Atualmente a região passa por um
processo de combate e prevenção a violência. A ação da PM privilegia
lugares considerados de risco, aos moldes das UPPs do Rio de Janeiro. No
mesmo cenário há algum tempo, ações culturais protagonizam a ampliação
da cidadania. No mesmo local pode-se encontrar experimentos de
instituições de pesquisa e ensino, a exemplo do projeto Território da
Memória, do Museu Paraense Emilio Goeldi. No entanto, as pautas dos
jornais insistem em contemplar o aspecto negativo do lugar. Os
principais jornais de Belém, Diário do Pará e O Liberal lideram pesquisa
em andamento da Agência Nacional dos Direitos da Infância (Andi), em
matérias sobre adolescentes em situações de conflito com a Lei.
Observador um pouco mais cuidadoso
encontrará dimensões interessantes para além da superfície das pautas
factuais. Exemplo disso é a realização de oficinas de construção de
instrumentos musicais e percussão da Casa Preta. A iniciativa tem como
um dos ponta de lança o ativista cultural Anderson de Souza Ferreira,
mais conhecido como “Don Perna”. O migrante da periferia de Campinas,
estado de São Paulo, aprendeu o que é cultura nas ruas. Ferreira além de
percussionista é ciberativista e dj. Fala com entusiasmo dos mestres de
percussão e capoeira com quem teve contato no processo de aprendizado
sobre o universo da cultura de matriz africana.

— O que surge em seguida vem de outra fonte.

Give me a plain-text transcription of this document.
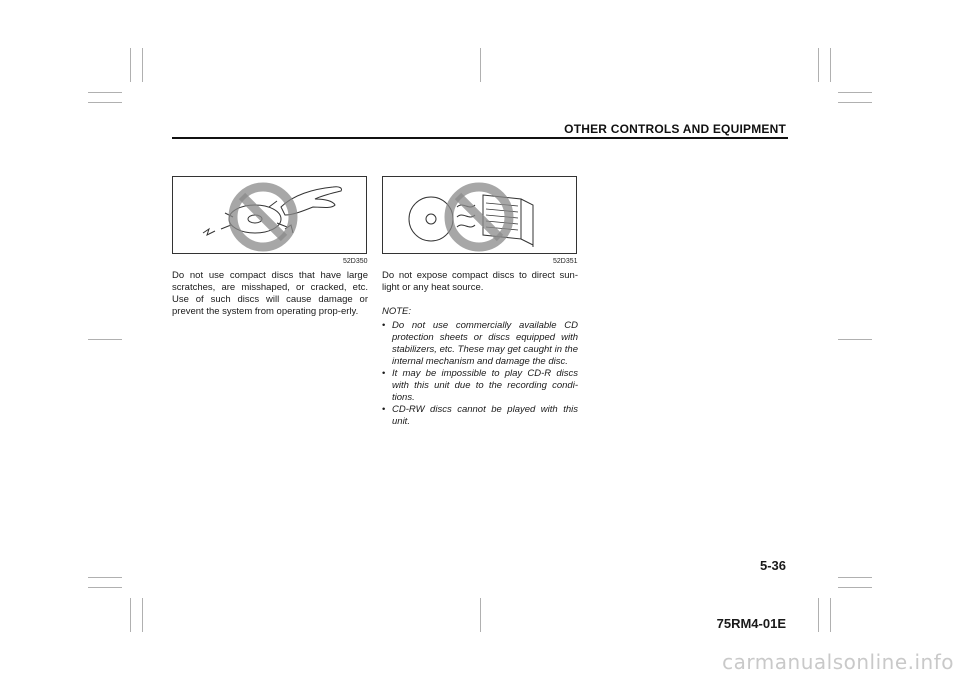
OTHER CONTROLS AND EQUIPMENT
52D350	52D351
Do not use compact discs that have large scratches, are misshaped, or cracked, etc. Use of such discs will cause damage or prevent the system from operating prop-erly.
Do not expose compact discs to direct sun-light or any heat source.
NOTE:
• Do not use commercially available CD protection sheets or discs equipped with stabilizers, etc. These may get caught in the internal mechanism and damage the disc.
• It may be impossible to play CD-R discs with this unit due to the recording condi-tions.
• CD-RW discs cannot be played with this unit.
5-36
75RM4-01E
carmanualsonline.info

É esta a opção do Coletivo “Casa Preta”:
cultura de matriz africana. A ONG integra a Rede Mocambos, que atua nos
estados do Pará, Maranhão, Amapá, Acre, Porto Velho e Manaus. Um dos
objetivos da rede é incentivar e reafirmar a identidade da cultura
negra. É este segmento que configura boa parte da população do bairro. O
horizonte das ações possui como pano de fundo motivar a reflexão sobre a
cidadania, cultura, paz, negritude, literatura, cinema e música.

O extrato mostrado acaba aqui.